On peut difficilement parler du quatuor londonien Vanishing Twin sans mentionner Stereolab, ces rétrofuturistes et tronches de studio de la vague indie-rock des années 1990. Vidons la question en écoutant les stereolabiennes Zuum et Light Vessel, puis attardons-nous à tous les autres succulents ingrédients d’Ookii Gekkou, l’excellent deuxième album du groupe. Au fil de celui-ci, on a droit à de la disco spatiotropicale à faible gravité (Phase One Million), à de l’exotisme élégant et ellingtonien (In Cucina), à du spoken word sombre et atmosphérique (The Organism), à des harmonies célestes (Wider Than Itself et The Lift, la dernière pièce), ainsi qu’à moult autres trouvailles fascinantes.
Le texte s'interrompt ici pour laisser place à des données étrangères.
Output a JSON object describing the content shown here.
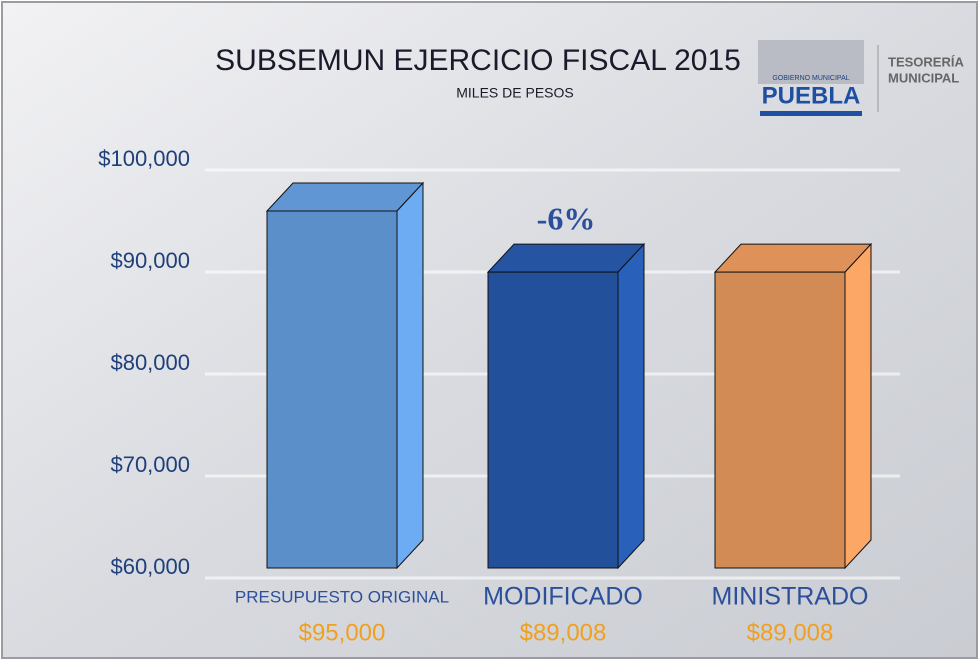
{
  "chart_data": {
    "type": "bar3d",
    "title": "SUBSEMUN EJERCICIO FISCAL 2015",
    "subtitle": "MILES DE PESOS",
    "logo": {
      "caption": "GOBIERNO MUNICIPAL",
      "name": "PUEBLA",
      "org": [
        "TESORERÍA",
        "MUNICIPAL"
      ]
    },
    "annotation": "-6%",
    "categories": [
      "PRESUPUESTO ORIGINAL",
      "MODIFICADO",
      "MINISTRADO"
    ],
    "values": [
      95000,
      89008,
      89008
    ],
    "value_labels": [
      "$95,000",
      "$89,008",
      "$89,008"
    ],
    "colors": [
      "#5b8fca",
      "#22509a",
      "#d38b56"
    ],
    "ylim": [
      60000,
      100000
    ],
    "yticks": [
      {
        "value": 60000,
        "label": "$60,000"
      },
      {
        "value": 70000,
        "label": "$70,000"
      },
      {
        "value": 80000,
        "label": "$80,000"
      },
      {
        "value": 90000,
        "label": "$90,000"
      },
      {
        "value": 100000,
        "label": "$100,000"
      }
    ],
    "grid": true
  }
}
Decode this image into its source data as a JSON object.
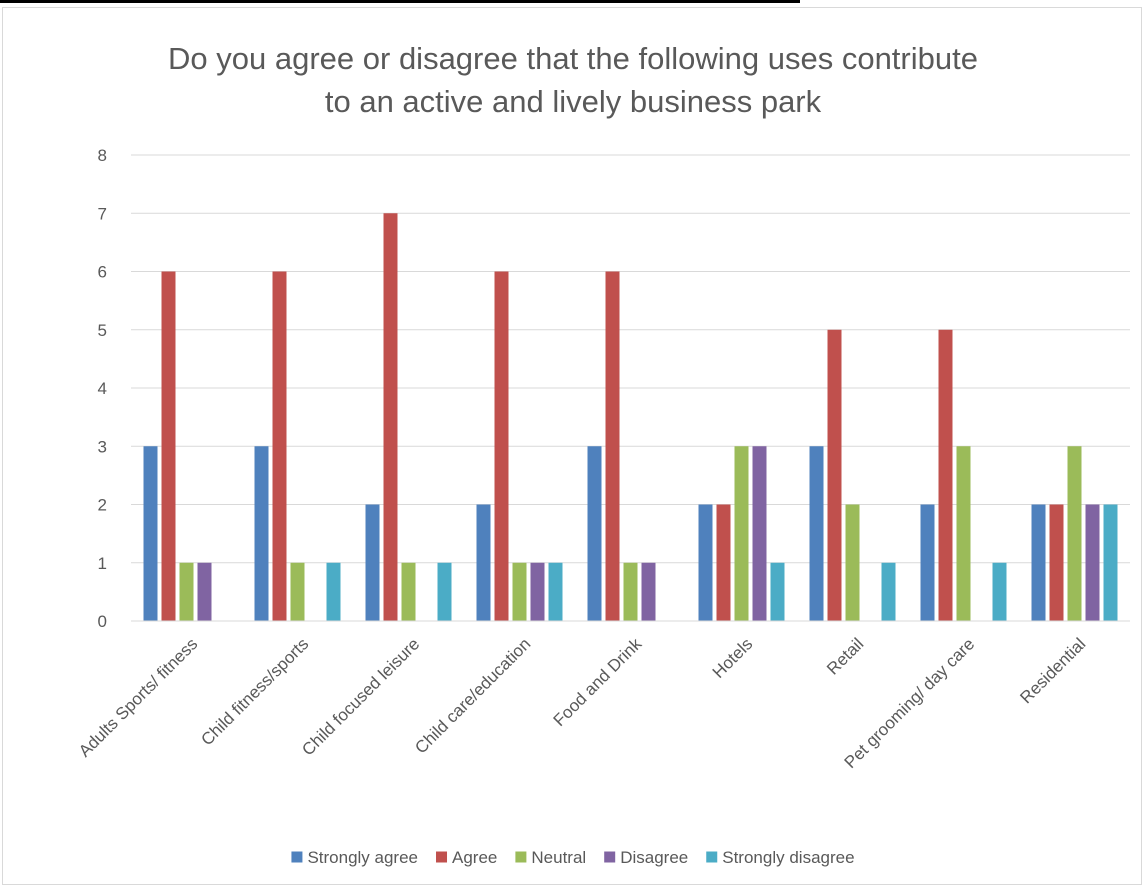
{
  "chart_data": {
    "type": "bar",
    "title_lines": [
      "Do you agree or disagree that the following uses contribute",
      "to an active and lively business park"
    ],
    "categories": [
      "Adults Sports/ fitness",
      "Child fitness/sports",
      "Child focused leisure",
      "Child  care/education",
      "Food and Drink",
      "Hotels",
      "Retail",
      "Pet grooming/ day care",
      "Residential"
    ],
    "series": [
      {
        "name": "Strongly agree",
        "color": "#4f81bd",
        "values": [
          3,
          3,
          2,
          2,
          3,
          2,
          3,
          2,
          2
        ]
      },
      {
        "name": "Agree",
        "color": "#c0504d",
        "values": [
          6,
          6,
          7,
          6,
          6,
          2,
          5,
          5,
          2
        ]
      },
      {
        "name": "Neutral",
        "color": "#9bbb59",
        "values": [
          1,
          1,
          1,
          1,
          1,
          3,
          2,
          3,
          3
        ]
      },
      {
        "name": "Disagree",
        "color": "#8064a2",
        "values": [
          1,
          0,
          0,
          1,
          1,
          3,
          0,
          0,
          2
        ]
      },
      {
        "name": "Strongly disagree",
        "color": "#4bacc6",
        "values": [
          0,
          1,
          1,
          1,
          0,
          1,
          1,
          1,
          2
        ]
      }
    ],
    "y_ticks": [
      0,
      1,
      2,
      3,
      4,
      5,
      6,
      7,
      8
    ],
    "ylim": [
      0,
      8
    ],
    "grid": true,
    "legend_position": "bottom"
  }
}
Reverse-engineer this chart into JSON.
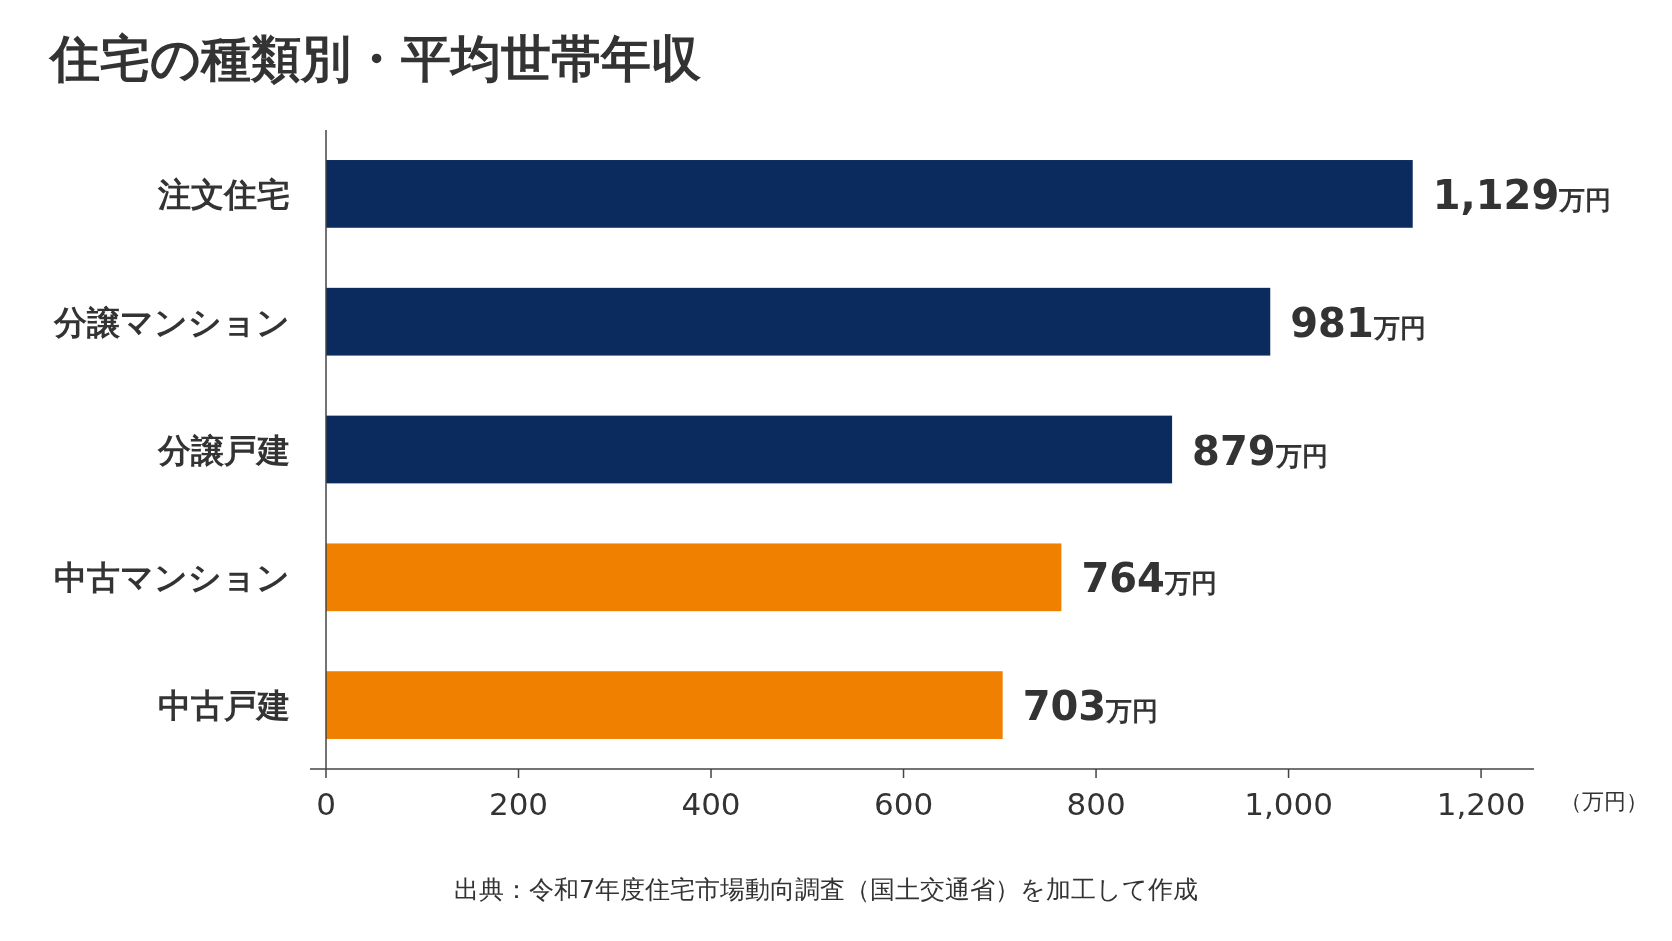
{
  "chart_data": {
    "type": "bar",
    "orientation": "horizontal",
    "title": "住宅の種類別・平均世帯年収",
    "categories": [
      "注文住宅",
      "分譲マンション",
      "分譲戸建",
      "中古マンション",
      "中古戸建"
    ],
    "values": [
      1129,
      981,
      879,
      764,
      703
    ],
    "colors": [
      "#0b2a5e",
      "#0b2a5e",
      "#0b2a5e",
      "#f08000",
      "#f08000"
    ],
    "value_labels": [
      "1,129万円",
      "981万円",
      "879万円",
      "764万円",
      "703万円"
    ],
    "xlim": [
      0,
      1255
    ],
    "xticks": [
      0,
      200,
      400,
      600,
      800,
      {
        "value": 1000,
        "label": "1,000"
      },
      {
        "value": 1200,
        "label": "1,200"
      }
    ],
    "xlabel": "（万円）",
    "grid": false,
    "annotations": [
      "出典：令和7年度住宅市場動向調査（国土交通省）を加工して作成"
    ]
  }
}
Cathy Lucas, la multi-instrumentiste éclairée qui tient la barre de Vanishing Twin, bosse aussi au sein d’autres entités musicales, dont le groupe de pop de chambre Fanfarlo. À titre de commandante du vaisseau, c’est à elle que revient le mérite de tirer autant de cohésion d’un projet aussi multidirectionnel. Il faut dire qu’elle a judicieusement constitué son équipage : l’audacieuse batteuse Valentina Magaletti, dont le CV indique qu’elle a joué avec Tomaga, CZN et Moin; Phil MFU, alias Man From Uranus, expert ès sons étranges de synthés modulaires; puis le bassiste Susumu Mukai, dont la production discographique sous le pseudo Zongamin mérite toute notre attention.
Outre Stereolab, on peut également citer comme influence les intrépides hybrideurs The Heliocentrics et leur amalgame de jazz bizarre, de funk gauchiste, de kitsch édifiant et de paysages sonores séduisants et mystérieux. Ce lien est d’autant plus justifié que Malcolm Catto, pilier des Heliocentrics, a coproduit Ookii Gekkou. En terminant, soulignons le raffinement inusité des textes. Ceux-ci – outre les sages paroles de Wider Than Itself qui proviennent du poète Chaucer – illustrent parfaitement le soin et la réflexion que Cathy Lucas et sa bande apportent à cet aspect de leur art. Puis, près d’une phrase sur deux se termine par un point d’interrogation, ce qui atteste de la curiosité insatiable qui nourrit ces aventuriers du son.